In the summer of 2023, I was the subject of a full length article on the front page of the New York Times!!
Why? Because—although my favorite activity is lying on the couch with a bourbon sour and a good romance novel—I’ve been privileged to help many Pro Football Hall of Fame inductees write their acceptance speeches…and the Times thought that was a pretty good story.
(Kind of a “man bites dog” thing, except more like “this woman knows nothing about football, and guess who she gets to work with.”)
Since being featured in the Paper of Record is almost the exact definition of a capstone experience, I hope you’ll check out This Jazz Artist Makes Pro Football Hall of Fame Speeches Sing, as well as my blog post on how to craft a great acceptance speech.
And if you’re not a NY Times subscriber, here is a PDF of the article to download or read online.
…When Do You Get Your 15 Minutes of Fame?
The shocking (and delightful) thing about this experience is that, in a million years, I couldn’t have seen it coming.
If it’s true that we each get 15 minutes of fame, I would have expected mine to be coupled with a pharmaceutical product launch…or a talk about networking at the Brooklyn Public Library…or even my work with Develop Don’t Destroy Brooklyn in the early 2000’s, trying to save my neighborhood from hyper-gentrification (we did not succeed).

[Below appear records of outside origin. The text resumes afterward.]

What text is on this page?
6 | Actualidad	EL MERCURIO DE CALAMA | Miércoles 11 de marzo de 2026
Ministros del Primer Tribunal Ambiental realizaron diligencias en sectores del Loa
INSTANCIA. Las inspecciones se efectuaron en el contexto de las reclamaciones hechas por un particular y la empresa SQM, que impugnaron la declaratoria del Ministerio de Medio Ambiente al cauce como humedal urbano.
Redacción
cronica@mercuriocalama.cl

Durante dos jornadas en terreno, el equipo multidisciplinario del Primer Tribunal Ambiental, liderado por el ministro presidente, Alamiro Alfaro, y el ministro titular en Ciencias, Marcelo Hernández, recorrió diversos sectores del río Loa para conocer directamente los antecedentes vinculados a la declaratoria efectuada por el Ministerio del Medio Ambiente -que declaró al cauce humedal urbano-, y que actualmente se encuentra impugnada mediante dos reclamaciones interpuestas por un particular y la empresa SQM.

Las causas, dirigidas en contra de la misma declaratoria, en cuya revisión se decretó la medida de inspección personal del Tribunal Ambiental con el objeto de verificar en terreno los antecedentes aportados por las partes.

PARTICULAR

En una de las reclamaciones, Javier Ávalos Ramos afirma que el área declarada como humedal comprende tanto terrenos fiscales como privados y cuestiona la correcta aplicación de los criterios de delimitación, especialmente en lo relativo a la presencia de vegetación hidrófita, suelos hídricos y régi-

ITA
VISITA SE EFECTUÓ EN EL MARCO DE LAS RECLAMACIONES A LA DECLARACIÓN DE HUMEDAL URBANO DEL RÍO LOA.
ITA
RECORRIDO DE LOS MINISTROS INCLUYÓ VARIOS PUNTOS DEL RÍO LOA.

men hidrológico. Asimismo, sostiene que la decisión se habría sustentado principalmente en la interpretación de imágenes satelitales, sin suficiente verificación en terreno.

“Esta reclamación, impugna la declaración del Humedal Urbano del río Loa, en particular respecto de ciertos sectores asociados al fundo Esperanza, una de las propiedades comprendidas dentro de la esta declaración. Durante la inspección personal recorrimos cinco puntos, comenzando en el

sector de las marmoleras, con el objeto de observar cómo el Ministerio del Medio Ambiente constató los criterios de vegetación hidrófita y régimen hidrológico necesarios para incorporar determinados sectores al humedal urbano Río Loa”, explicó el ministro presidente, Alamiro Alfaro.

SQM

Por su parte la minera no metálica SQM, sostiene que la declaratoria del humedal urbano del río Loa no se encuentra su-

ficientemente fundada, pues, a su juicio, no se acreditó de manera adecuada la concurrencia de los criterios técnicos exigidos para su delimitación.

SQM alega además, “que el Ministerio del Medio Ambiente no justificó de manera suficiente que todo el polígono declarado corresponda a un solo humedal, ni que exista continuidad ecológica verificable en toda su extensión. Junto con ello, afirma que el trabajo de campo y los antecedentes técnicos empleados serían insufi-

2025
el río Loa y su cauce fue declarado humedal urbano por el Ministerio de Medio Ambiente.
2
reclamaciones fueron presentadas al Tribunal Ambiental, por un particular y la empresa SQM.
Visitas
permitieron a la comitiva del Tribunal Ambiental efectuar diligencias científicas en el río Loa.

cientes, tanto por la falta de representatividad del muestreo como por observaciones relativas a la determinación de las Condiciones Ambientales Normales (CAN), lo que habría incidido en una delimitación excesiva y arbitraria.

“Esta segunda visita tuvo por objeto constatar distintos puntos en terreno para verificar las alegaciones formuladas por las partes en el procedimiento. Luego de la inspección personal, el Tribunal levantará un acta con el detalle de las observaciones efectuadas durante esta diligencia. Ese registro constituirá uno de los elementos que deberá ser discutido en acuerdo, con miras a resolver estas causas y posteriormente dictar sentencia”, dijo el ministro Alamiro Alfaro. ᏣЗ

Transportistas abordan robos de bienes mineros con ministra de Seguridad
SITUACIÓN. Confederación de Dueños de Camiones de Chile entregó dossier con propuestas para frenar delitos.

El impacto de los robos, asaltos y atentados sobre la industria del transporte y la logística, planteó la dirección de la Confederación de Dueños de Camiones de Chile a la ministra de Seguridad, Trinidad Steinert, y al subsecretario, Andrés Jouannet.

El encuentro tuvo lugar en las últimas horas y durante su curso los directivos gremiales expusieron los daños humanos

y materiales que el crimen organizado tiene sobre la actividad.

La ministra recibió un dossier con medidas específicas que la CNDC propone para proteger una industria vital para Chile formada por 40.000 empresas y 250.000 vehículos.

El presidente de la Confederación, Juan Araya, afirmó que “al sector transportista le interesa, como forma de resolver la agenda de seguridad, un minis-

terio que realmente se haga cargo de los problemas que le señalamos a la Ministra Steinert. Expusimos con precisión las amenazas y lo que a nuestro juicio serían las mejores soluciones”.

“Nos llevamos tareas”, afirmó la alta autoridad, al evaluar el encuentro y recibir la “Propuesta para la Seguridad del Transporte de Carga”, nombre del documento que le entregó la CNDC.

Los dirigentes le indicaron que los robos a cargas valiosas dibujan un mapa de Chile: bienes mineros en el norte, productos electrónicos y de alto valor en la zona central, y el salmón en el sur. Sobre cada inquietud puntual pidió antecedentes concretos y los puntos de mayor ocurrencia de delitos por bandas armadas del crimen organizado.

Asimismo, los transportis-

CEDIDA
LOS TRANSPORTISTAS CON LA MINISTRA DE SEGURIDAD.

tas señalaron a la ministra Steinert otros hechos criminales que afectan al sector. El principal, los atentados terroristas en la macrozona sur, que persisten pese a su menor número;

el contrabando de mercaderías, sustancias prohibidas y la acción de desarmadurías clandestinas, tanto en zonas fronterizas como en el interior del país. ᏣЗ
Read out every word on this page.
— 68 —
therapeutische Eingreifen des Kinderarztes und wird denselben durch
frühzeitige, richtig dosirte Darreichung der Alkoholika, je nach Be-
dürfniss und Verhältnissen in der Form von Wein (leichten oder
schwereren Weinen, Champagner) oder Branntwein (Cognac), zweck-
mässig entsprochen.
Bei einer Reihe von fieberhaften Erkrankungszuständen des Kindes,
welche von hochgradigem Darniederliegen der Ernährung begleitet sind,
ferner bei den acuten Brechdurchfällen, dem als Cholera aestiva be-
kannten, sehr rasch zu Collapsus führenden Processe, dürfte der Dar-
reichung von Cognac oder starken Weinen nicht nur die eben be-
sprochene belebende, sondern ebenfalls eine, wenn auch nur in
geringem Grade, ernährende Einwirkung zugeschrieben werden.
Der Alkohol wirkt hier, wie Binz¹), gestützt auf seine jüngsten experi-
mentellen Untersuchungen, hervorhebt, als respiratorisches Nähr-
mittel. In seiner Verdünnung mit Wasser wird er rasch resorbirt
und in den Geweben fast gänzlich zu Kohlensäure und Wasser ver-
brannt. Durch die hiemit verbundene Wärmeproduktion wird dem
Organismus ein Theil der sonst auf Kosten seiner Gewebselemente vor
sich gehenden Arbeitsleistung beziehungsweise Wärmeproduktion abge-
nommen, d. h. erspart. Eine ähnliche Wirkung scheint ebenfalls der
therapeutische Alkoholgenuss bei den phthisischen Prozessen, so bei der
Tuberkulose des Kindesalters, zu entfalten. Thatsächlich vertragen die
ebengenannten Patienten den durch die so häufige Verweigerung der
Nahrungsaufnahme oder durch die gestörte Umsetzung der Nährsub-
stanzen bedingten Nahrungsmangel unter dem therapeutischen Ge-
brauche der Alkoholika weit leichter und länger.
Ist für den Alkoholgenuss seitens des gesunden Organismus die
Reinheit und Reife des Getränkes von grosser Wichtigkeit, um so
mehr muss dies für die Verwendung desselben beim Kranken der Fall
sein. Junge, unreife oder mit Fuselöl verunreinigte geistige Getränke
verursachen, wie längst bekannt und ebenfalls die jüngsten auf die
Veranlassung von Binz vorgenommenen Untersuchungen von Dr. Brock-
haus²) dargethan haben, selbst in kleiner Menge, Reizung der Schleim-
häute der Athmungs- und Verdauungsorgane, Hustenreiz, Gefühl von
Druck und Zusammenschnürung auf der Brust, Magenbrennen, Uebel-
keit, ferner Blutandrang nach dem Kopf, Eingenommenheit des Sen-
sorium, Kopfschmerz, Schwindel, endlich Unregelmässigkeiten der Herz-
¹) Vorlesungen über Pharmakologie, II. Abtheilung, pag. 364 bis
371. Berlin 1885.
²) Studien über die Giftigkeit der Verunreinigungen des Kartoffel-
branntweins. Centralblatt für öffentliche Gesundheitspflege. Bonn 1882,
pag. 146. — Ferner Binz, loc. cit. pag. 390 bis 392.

Which just goes to show that—of the many, many things we do for work every day—it’s almost impossible to predict which ones will resonate beyond our inner circle of friends, family, and maybe colleagues and clients.
Always Doing Good Work Matters
So the moral of this story is to always do your best work, even if the task at hand seems menial or peripheral, and even if you think (like I did at first) that you don’t know enough about football, or any other topic, to represent it fairly.
Since you never know where the spotlight will shine, always doing your best is the only way to be prepared when YOUR 15 minutes of fame come calling.
And I hope they come calling for you soon!